In a consultation paper published today, the FSA argues potential market failures could occur from using CfDs on an undisclosed basis to influence corporate governance and build up stakes in companies.
The paper says although these failures are not widespread they need to be addressed to ensure market confidence and efficiency are maintained.
It proposes two alternative approaches. The first would require a disclosure of any CfDs written in reference to 3 per cent or more of total voting rights attached to a company’s share unless it was clear the CfD holder could not exercise or seek to exercise voting rights and had made a clear statement to that effect, or there were no arrangements or understandings in relation to the potential sale of the underlying shares by the CfD holder.
The alternative approach is a general disclosure regime which would achieve the same objectives by requiring CfD holders to reveal all economic interests of stakes of 5 per cent or more in a company’s shares.
FSA director of markets Sally Dewar says: “This is not a clampdown on CfDs but a means, following extensive research, of addressing the concerns about their use on an undisclosed basis. While the behaviour that concerns us is not widespread, it is important enough to require a tightening of the existing regime to ensure fair and orderly markets.
“Our goal is to provide an effective and proportionate disclosure regime that works for all involved, and sustains market confidence and efficiency.”

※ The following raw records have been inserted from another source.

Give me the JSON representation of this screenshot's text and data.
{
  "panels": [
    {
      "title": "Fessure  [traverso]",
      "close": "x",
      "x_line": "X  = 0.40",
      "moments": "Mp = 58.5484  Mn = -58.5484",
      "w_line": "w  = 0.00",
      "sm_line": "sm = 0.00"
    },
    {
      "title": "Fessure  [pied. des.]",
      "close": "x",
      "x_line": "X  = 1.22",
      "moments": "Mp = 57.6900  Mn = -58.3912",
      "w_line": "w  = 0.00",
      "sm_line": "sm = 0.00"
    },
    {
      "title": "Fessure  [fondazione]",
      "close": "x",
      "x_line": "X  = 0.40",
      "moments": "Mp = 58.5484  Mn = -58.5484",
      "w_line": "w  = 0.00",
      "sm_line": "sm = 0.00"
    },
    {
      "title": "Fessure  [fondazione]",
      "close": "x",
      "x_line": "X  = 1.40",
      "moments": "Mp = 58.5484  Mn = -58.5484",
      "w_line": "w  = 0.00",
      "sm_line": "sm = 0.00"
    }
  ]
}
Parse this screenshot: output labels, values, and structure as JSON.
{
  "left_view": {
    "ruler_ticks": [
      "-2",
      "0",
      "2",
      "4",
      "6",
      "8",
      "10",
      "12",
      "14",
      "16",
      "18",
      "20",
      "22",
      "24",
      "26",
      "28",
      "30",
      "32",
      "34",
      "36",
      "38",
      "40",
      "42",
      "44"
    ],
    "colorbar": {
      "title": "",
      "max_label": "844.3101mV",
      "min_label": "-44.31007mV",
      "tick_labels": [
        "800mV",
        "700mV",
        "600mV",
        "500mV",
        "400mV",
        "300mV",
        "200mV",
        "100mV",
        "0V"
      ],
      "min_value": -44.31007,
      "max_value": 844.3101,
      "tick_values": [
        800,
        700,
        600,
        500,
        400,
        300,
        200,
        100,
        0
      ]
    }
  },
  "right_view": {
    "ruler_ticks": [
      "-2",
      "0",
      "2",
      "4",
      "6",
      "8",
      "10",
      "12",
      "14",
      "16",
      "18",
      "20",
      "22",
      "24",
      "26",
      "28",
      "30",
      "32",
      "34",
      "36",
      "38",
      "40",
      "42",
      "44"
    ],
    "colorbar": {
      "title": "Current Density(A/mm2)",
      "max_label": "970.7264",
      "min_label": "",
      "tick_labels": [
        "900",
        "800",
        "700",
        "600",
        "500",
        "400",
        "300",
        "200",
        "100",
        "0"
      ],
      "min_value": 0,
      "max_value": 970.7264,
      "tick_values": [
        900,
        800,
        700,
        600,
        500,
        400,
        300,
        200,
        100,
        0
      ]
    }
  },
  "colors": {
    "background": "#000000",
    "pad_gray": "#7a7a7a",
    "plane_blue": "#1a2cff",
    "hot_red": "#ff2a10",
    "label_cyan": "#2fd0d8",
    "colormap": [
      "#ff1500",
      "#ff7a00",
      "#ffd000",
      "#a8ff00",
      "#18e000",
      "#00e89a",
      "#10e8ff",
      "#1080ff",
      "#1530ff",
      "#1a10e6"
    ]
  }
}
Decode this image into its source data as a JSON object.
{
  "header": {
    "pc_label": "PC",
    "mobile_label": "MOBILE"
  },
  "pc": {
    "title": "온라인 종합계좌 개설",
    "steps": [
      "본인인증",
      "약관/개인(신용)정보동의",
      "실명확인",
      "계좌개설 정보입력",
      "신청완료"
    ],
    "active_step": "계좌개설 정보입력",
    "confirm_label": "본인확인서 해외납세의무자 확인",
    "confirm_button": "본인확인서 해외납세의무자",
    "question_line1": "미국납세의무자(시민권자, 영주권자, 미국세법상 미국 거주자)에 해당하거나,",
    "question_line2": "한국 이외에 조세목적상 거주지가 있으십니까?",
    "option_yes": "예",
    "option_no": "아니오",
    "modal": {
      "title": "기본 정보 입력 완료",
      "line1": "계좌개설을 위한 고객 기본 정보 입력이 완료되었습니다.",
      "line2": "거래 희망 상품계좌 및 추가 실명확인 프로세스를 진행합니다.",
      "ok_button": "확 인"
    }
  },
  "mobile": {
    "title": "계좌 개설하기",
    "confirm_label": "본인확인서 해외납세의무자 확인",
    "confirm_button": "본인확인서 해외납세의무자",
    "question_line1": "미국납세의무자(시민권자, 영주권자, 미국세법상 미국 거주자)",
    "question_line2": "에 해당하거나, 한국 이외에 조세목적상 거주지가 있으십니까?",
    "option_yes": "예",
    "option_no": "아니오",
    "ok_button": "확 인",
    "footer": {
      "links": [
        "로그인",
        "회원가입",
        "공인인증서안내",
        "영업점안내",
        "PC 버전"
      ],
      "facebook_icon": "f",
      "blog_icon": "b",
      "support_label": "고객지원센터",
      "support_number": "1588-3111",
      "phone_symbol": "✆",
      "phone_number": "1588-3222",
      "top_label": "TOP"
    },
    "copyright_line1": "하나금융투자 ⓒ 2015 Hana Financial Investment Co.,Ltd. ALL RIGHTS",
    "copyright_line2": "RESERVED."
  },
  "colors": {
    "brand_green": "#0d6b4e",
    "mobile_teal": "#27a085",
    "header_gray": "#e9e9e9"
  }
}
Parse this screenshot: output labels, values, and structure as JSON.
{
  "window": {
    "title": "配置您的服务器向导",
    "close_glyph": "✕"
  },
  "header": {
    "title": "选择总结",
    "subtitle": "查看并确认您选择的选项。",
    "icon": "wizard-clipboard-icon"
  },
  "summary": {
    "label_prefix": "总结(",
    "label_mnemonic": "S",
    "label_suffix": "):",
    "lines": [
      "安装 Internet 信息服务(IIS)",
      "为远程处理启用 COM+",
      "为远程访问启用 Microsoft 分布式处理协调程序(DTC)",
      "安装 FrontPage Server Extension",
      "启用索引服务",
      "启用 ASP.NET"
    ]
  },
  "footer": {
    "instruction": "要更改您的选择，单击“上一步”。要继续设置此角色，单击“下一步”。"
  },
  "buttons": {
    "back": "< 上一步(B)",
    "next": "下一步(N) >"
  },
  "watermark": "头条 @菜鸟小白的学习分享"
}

Association of Investment Companies public affairs director Guy Rainbird says: “These proposals are extremely welcome, representing a significant step forward and the AIC is looking forward to working with the FSA on their thoughtful and timely intervention into this debate.
“We have been concerned for some years about the level of CFD disclosure and urged the FSA to look carefully at this area. The options set out today are a confirmation that there is scope to enhance the quality of information made available to shareholders.
“Without transparency through appropriate market disclosure there is a risk that some investors could be in the dark about the true demand for the shares. This could weaken the market’s ability to accurately price the stock and compromise investors’ ability to make fully-informed investment decisions.”